For Barrister Ovye John, “The consequences are that people have continued to open their eyes to what is happening. And then getting prepared, getting ready that subsequent elections there is every likelihood that it will experience deadly violence.
“Subsequent elections people are getting prepared not to allow fellow contestants to be announced winners. In fact, at the point of announcement could be what will really result in violence. Because people will not live to see other contestants being announced as winners for them to approach the election petition tribunal which has always proved to be hopeless. That could be one of the consequences. And we should not be surprised if we start experiencing such actions from people.”
The way out?
Barrister John Matthew is of the opinion that “There are a lot of improvements that can be done to the Electoral Act. Let me give you an example. In the Electoral Act, INEC made elaborate provisions for the use of the card reader for authentication, for transmission of results through electronic means in their manual. But these provisions are not backed up by any law.
” In fact all the hues and cries about the use of card reader and so on and so forth, the courts have said that the best form to show due accreditation and due authentication in any election is still the voters register. So the National Assembly has to sit up and amendments to the Electoral Act have to be done. They must throw their political aspirations and political leanings out of this and do a proper dissection of the Electoral Act to amend and take out those ambiguity that have beclouded our electoral process.
“It is unfortunate that I expected the last Buhari’s first term to have taken the necessary steps. If they didn’t correct it because it served them well at the ballot box, now that he is not going for another election this is the time for them to do it in totality. Because what you have left undone because it suits you today, might hurt you tomorrow.
“Our democracy is going to be in jeopardy unless and until we create a system where people can have confidence that the ballots that they cast can really count, and not election results that are written by a few people in a room somewhere knowing that it is difficult for you to prove otherwise at the electoral tribunals.
“The problem may not really be with our laws. It could be with the interpretation of our laws and the intimidation that these judges are sometimes subjected to. Whether rightly or wrongly, if you notice, while the election petition tribunals were going on, some curious letters were circulating that the judges should submit all their account details to the financial intelligence unit. And so rumours were flying all over and those were forms of intimidation, with the greatest respect.
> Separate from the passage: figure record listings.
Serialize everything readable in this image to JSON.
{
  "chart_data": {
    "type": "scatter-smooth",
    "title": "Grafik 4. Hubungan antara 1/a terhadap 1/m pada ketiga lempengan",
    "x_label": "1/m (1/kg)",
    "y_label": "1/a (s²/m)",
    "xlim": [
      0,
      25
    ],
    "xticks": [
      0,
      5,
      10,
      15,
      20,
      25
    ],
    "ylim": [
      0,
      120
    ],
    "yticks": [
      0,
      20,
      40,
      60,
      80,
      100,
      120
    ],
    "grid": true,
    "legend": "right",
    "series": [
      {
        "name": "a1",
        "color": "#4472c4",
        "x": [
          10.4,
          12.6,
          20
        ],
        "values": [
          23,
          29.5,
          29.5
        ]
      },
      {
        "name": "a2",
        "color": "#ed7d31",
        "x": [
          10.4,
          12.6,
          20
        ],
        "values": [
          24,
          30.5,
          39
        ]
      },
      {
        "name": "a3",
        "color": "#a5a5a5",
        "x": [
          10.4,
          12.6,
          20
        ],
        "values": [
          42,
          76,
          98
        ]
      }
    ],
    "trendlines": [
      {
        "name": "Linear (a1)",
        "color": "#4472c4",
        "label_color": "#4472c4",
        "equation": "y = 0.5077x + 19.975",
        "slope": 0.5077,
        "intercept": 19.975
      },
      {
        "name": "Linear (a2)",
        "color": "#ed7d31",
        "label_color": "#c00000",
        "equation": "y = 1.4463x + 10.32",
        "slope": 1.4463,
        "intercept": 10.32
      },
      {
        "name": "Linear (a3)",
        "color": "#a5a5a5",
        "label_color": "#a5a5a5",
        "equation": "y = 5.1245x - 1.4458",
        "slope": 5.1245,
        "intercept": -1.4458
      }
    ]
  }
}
The government of the day must do everything possible to insulate these judges and give them the room to apply the law as it is. The judges who are selected to be on this election petition tribunals must have sufficient knowledge of the law and experience to be able to navigate the intricate problems that are thrown at them at these tribunals. They must be able to see beyond those general principles of law that are thrown before them. You can’t come before me if I were a judge on the election petition tribunal and you say that for me to correct wrongful calculation of election results that are before me, that I will need evidence from those who were at the field when that was not an issue. I will not allow it because we have decided law. If you are citing an authority somewhere I will distinguish it.
“This is the judicial activism that is lacking. It is not the law, it is the application of the law because there are facts.”